DE 20 A 30 % des enfants maltraités deviennent à leur tour des parents maltraitants et 70 % des adultes maltraitants auraient eu dans l'enfance des antécédents de maltraitance. Alors, la violence familiale pourrait-elle être inscrite dans les gènes ? Ou est-elle plutôt liée à une histoire personnelle de maltraitance ? Différentes hypothèses existent. Le modèle social prend en compte un apprentissage du comportement influencé par des renforcements répétés puisés dans le modèle parental. Pour les théoriciens de l'attachement, c'est le modèle cognitif - représentations mentales et manières de penser - qui prime et influe en retour sur le comportement. Les neurobiologistes, pour leur part, estiment que la maltraitance subie au cours de la petite enfance peut produire des altérations à long terme sur le développement neuro-endocrinien et émotionnel. Et la génétique, dans tout ça ?
Captivité, entassement.
Pour répondre à cette question, un chercheur de Chicago, le Dr Maestripieri, a analysé le comportement de mères macaques biologiques et adoptives vivant en captivité et de leurs petits. En condition de privation sociale (captivité, entassement), les mères singes peuvent maltraiter leurs petits, en particulier au cours de leurs premiers mois de vie : elles marchent sur leur enfant, le traînent, le mordent, le jettent ou s'assoient dessus. Tous ces comportements peuvent entraîner un ensemble de conséquences allant de la simple contusion jusqu'au décès. Le chercheur a choisi de travailler dans un centre où vivent près de 1 500 macaques. Il a recensé dans cette population 16 singes femelles qui, au cours des premiers mois de leur vie, avaient été maltraitées par leur propre mère, biologique ou adoptive. Lorsqu'elles ont donné naissance à leur premier enfant, 9 de ces 16 mères ont reproduit un comportement de maltraitance. Aucune des femelles n'ayant subi de maltraitance n'a exercé d'actions violentes contre ses propres enfants.

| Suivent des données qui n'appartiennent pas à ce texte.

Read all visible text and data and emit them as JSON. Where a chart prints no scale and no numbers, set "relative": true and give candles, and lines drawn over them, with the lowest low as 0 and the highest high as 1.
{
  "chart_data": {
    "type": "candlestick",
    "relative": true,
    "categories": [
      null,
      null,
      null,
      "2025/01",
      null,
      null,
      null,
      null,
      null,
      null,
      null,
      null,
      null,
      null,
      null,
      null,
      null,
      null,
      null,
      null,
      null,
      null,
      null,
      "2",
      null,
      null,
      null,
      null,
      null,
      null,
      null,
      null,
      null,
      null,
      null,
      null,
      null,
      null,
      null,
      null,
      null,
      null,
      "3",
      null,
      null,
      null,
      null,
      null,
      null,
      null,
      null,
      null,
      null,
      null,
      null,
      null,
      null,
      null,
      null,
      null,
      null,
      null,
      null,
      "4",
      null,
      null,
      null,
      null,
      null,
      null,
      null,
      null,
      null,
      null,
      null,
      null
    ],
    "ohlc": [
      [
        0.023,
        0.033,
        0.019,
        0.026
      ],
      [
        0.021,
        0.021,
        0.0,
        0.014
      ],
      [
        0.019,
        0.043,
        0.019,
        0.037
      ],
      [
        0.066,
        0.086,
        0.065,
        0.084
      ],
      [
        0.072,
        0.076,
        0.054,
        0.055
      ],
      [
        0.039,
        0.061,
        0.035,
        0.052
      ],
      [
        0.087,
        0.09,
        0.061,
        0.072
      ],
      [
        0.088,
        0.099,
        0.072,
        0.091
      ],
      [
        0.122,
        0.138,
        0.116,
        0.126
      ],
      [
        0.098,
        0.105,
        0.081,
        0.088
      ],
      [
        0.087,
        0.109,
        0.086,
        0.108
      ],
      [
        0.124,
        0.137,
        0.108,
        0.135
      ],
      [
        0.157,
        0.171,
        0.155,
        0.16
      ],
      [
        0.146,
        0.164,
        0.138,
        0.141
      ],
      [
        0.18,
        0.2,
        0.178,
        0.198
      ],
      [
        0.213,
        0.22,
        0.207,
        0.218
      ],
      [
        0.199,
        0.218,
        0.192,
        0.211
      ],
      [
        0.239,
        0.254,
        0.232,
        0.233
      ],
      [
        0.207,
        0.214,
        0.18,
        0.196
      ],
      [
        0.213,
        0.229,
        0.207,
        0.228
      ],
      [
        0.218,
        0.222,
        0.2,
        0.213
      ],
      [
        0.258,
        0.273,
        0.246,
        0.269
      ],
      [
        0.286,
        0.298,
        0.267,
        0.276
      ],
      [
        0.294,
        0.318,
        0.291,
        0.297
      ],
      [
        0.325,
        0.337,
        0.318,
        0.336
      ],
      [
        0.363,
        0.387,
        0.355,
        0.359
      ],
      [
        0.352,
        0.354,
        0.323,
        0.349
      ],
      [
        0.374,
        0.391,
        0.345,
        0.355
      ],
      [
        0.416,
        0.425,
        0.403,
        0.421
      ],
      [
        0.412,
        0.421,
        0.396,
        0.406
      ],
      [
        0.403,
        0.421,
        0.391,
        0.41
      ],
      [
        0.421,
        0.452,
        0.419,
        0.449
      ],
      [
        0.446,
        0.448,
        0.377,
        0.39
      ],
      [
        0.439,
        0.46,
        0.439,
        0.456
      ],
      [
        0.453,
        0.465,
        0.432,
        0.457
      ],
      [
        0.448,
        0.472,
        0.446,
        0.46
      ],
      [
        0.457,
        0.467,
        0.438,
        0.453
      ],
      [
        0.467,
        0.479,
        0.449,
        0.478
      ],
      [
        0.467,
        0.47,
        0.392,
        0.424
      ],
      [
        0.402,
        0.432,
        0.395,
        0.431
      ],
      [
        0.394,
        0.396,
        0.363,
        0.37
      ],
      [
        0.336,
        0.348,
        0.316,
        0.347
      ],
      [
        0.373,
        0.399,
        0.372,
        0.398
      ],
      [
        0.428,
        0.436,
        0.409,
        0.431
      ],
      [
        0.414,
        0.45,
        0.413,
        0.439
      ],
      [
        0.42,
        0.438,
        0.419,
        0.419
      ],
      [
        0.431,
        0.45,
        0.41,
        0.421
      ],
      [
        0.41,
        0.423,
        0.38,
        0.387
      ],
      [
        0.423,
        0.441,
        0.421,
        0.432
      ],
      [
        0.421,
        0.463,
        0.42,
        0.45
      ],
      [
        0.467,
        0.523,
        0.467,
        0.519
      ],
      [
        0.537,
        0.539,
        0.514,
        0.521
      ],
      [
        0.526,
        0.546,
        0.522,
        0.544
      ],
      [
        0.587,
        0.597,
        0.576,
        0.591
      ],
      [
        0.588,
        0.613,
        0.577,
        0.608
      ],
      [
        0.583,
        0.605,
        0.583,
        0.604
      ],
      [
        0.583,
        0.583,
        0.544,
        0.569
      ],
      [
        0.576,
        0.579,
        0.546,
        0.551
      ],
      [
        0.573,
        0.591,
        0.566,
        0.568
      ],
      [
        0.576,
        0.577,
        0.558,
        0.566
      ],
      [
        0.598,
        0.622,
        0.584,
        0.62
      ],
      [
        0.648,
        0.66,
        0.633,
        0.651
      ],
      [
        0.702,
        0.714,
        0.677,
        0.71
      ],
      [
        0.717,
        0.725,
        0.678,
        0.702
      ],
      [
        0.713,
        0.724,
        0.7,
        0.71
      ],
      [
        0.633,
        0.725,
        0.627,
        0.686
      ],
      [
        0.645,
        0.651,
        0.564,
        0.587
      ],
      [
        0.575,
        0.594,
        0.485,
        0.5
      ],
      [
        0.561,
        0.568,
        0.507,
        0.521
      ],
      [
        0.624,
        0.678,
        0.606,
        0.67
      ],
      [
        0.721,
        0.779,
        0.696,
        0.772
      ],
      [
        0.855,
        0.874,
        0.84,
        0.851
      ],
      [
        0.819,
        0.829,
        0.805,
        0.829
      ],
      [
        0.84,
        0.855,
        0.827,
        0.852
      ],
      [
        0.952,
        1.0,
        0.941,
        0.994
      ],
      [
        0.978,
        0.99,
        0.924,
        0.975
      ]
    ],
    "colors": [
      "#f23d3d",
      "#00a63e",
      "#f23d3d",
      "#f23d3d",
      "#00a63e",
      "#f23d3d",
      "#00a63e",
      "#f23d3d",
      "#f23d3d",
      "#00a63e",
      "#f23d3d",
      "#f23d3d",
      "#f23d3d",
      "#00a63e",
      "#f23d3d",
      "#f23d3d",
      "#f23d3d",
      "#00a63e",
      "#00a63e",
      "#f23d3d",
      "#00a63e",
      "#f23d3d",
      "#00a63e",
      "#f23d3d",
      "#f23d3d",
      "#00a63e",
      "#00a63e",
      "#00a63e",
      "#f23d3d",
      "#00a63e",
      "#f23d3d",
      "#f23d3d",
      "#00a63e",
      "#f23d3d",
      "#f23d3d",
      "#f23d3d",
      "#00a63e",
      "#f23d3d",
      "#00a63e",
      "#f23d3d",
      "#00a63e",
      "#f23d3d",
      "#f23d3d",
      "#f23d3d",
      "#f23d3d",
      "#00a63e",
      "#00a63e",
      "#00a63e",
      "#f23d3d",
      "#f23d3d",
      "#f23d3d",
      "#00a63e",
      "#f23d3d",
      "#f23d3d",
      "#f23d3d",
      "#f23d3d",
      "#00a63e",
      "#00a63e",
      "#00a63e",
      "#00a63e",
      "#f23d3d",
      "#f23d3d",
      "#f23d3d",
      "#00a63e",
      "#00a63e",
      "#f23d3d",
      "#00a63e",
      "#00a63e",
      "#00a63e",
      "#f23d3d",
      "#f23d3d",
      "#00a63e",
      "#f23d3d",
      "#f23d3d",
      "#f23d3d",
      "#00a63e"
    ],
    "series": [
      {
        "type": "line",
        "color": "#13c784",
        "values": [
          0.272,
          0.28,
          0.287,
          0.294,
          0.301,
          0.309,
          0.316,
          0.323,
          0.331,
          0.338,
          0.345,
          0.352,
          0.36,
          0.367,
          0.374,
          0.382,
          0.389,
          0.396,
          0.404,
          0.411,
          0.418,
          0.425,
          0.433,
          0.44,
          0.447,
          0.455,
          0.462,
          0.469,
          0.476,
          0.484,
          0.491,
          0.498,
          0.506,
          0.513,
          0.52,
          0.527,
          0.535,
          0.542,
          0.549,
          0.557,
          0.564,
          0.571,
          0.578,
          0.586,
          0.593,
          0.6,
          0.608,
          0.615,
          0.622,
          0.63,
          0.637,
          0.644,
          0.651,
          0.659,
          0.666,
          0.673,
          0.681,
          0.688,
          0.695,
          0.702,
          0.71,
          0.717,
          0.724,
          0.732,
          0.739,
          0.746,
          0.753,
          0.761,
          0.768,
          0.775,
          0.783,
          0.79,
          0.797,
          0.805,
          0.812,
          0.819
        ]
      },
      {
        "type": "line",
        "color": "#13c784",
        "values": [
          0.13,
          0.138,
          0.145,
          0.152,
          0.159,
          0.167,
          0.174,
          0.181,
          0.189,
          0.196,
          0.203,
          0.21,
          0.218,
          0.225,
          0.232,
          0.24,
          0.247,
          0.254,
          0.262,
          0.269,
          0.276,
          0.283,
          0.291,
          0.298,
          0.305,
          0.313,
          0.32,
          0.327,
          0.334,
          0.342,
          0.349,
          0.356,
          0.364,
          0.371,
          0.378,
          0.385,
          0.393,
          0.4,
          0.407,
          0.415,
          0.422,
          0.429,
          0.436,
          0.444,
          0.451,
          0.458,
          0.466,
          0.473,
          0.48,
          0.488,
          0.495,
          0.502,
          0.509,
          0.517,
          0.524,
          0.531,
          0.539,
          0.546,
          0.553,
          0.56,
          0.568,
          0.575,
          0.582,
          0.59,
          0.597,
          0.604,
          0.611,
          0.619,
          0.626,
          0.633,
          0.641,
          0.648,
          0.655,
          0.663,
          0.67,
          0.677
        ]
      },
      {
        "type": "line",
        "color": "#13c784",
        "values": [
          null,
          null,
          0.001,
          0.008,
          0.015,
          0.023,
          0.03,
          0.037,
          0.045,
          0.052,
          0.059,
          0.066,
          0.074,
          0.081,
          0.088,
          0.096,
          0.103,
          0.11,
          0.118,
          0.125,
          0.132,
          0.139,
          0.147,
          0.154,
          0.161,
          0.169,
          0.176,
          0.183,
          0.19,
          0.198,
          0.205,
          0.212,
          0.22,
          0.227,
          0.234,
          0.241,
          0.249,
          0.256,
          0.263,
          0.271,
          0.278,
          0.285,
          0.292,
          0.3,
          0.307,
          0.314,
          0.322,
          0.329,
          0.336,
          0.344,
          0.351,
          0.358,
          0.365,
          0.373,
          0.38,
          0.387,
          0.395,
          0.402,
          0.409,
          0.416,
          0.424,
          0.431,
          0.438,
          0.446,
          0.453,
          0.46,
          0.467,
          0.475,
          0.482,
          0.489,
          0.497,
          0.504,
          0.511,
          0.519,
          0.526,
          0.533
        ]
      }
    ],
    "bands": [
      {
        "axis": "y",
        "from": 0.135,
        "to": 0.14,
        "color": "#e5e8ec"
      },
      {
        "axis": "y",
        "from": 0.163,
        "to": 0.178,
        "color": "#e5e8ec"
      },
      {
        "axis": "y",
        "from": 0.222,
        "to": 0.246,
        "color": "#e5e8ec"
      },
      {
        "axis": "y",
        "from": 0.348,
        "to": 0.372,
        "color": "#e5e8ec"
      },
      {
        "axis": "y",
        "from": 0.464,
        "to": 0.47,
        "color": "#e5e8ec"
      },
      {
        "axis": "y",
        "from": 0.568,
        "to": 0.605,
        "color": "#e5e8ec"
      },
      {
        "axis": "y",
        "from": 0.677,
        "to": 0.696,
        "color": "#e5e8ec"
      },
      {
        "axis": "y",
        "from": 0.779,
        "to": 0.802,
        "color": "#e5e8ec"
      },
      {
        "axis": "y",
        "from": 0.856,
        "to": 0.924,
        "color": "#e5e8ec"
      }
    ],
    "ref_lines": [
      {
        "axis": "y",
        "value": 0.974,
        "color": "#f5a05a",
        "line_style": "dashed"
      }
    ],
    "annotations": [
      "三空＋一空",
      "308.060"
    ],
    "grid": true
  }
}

Toutes les mères maltraitées ne sont pas à leur tour devenues maltraitantes, ce qui semble assez cohérent avec ce que l'on observe chez l'homme. Pour les auteurs, le facteur génétique pourrait intervenir dans la propension à développer un comportement antisocial ou des troubles de la personnalité à la suite d'une maltraitance dans l'enfance. A l'inverse, la résilience, ou faculté de surmonter sans morbidité les traumatismes de l'enfance, pourrait, elle aussi, dépendre de la présence de facteurs protecteurs biologiques ou environnementaux.
Ces résultats tendent à écarter l'influence génétique dans la transmission intergénérationnelle de la violence chez les macaques ; ils plaident plutôt en faveur de la résultante d'une expérience précoce.